The alerts allow users to “quickly access authoritative, real-time information during times of crisis”, offering “a summary of what’s happening, relevant news stories, emergency phone numbers and websites, Twitter updates from local authorities, and tips to help you find your way to safety”.
This is an amalgam of the sorts of data – perhaps minus the natural disasters - which is now routinely available to everyone via social media, and has a clear application to transit authorities and transportation companies involved in Mobility as a Service among other things.
Google points out that, in India, “where over 20% of global flood-related fatalities occur, you’ll now be able to see flood forecasts that show you where flooding is likely to occur in addition to the expected severity in different areas”. Again, this might be useful – not least to emergency services.

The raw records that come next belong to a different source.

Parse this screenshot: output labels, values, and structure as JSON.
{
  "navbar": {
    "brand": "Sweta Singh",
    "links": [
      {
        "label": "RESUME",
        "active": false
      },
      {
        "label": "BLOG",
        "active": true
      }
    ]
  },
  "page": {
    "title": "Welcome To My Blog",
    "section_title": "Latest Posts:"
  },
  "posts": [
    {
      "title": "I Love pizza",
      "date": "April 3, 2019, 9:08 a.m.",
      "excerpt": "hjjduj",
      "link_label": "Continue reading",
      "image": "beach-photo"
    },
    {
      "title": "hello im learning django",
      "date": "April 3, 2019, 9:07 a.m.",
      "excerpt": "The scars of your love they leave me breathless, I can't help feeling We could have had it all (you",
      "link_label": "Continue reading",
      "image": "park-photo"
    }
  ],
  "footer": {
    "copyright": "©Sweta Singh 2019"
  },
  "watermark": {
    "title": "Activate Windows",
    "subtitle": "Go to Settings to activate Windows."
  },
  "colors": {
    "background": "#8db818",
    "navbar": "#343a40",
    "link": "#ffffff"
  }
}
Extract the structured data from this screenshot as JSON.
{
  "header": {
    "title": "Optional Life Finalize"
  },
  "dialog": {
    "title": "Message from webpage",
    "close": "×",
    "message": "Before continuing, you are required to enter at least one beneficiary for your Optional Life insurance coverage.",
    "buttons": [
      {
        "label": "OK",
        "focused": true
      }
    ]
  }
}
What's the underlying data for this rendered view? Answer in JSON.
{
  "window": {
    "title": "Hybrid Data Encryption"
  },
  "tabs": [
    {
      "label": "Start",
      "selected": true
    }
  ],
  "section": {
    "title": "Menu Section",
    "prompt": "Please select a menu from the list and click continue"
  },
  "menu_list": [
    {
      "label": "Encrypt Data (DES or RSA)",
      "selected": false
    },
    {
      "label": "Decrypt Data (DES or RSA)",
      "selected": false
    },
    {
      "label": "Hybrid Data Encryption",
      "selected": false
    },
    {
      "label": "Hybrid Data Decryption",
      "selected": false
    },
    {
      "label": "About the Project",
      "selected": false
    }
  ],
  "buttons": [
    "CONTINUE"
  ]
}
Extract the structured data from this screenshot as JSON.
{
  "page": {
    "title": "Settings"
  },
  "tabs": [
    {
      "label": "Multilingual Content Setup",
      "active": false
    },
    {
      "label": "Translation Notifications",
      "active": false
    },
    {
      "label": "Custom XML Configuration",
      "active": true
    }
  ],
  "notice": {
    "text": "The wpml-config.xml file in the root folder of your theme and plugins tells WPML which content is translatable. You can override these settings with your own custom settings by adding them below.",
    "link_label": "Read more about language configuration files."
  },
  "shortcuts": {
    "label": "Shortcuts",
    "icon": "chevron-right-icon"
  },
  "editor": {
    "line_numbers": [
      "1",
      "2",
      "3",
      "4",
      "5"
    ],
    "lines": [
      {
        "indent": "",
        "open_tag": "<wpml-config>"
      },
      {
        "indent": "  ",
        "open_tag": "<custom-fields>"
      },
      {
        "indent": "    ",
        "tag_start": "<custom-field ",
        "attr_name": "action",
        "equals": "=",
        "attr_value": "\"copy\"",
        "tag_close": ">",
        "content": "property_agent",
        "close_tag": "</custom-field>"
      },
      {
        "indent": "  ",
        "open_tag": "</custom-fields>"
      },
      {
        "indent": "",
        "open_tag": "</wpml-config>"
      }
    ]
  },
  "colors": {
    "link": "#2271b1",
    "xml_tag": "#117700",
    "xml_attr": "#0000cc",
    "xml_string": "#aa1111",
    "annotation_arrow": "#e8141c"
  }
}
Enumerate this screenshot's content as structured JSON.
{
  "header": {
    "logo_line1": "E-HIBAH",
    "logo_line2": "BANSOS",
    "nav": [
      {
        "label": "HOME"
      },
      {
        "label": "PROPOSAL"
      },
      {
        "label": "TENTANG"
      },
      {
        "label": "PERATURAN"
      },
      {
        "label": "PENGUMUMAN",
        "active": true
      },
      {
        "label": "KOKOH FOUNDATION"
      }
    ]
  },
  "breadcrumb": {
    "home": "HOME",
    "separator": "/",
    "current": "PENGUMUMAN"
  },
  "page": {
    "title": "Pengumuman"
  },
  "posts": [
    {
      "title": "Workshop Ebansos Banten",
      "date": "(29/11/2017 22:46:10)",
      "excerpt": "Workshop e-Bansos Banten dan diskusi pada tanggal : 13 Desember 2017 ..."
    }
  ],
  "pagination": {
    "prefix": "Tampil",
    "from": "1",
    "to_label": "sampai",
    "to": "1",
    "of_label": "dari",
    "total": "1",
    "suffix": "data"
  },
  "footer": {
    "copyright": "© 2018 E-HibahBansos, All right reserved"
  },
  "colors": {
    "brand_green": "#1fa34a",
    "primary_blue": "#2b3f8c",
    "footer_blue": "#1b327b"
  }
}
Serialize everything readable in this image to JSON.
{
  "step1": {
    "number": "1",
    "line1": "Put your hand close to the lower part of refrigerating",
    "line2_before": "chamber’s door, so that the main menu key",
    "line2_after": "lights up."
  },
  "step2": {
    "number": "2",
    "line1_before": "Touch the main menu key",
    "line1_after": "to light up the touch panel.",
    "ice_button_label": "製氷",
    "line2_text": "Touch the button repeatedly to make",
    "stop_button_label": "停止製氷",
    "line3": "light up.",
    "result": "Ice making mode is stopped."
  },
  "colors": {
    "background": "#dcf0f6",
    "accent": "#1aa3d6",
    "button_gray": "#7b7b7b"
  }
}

The ability to find all known and suspected road closures in an area – and the wherewithal to report sudden changes to help others nearby at the tap of your smartphone – is a useful variant on the sort of information which was brought together to great effect by Texas DoT and others during the Houston area floods of 2017 (see ‘Like a hurricane’, ITS International March-April 2019).
Fortunately, most weather-related surveillance products are at, shall we say, the less extreme end of the spectrum although they have a similar focus on saving lives in inhospitable environments. Snow depth sensors such as Lufft’s SHM30, for instance, may well be a boon on the ski slopes of the Alps, but they have a serious application when it comes to road surveillance too. Based on an opto-electronic distance sensor emitting visible eye-safe laser light, Lufft says it can determine depths up to 10m, regardless of temperature changes or precipitation, and can distinguish between snow and grass.
Meanwhile, weather intelligence firm Baron has released a new forecasting model which is available in its Baron Threat Net, Baron API and broadcast products, offering predictive weather parameters 66 hours into the future, at 3km resolution in hourly intervals. It can be focused on rain and rain-related hazards, such as freezing rain accumulation to help municipalities institute phased road closures or timely gritting. Similarly, a wind speed product “can help emergency managers focus resources to areas in which trees or power lines are more likely to be downed by wind”.
Of similar potential interest to local authorities, Vaisala says its RoadAI and Vaisala Mobile Detector MD30 give “robust information regarding both summer and winter road pavement condition analysis and year-round traffic sign management”.
These new mobile solutions use sensors to report the current state of road networks, helping to optimise maintenance. “RoadAI and MD30 strongly complement one another,” says Markus Melin, head of digital solutions for transportation at Vaisala. “In the summer, the RoadAI platform captures road video and images, reporting issues like pavement cracks and potholes through computer vision algorithms reliably.”
This means decision-makers should get the data which enables them to prioritise limited resources and carry out repairs more efficiently. It can also be used for traffic sign management and Vaisala claims its platform is up to four times faster and half the price of traditional pavement condition analysis.
In winter, the company says that using the products together helps crews monitor the state of the road surface, including changing temperatures and the grip that vehicles are getting. Tested with more than 20 pilot customers last winter, MD30 works with any vehicle, Vaisala insists.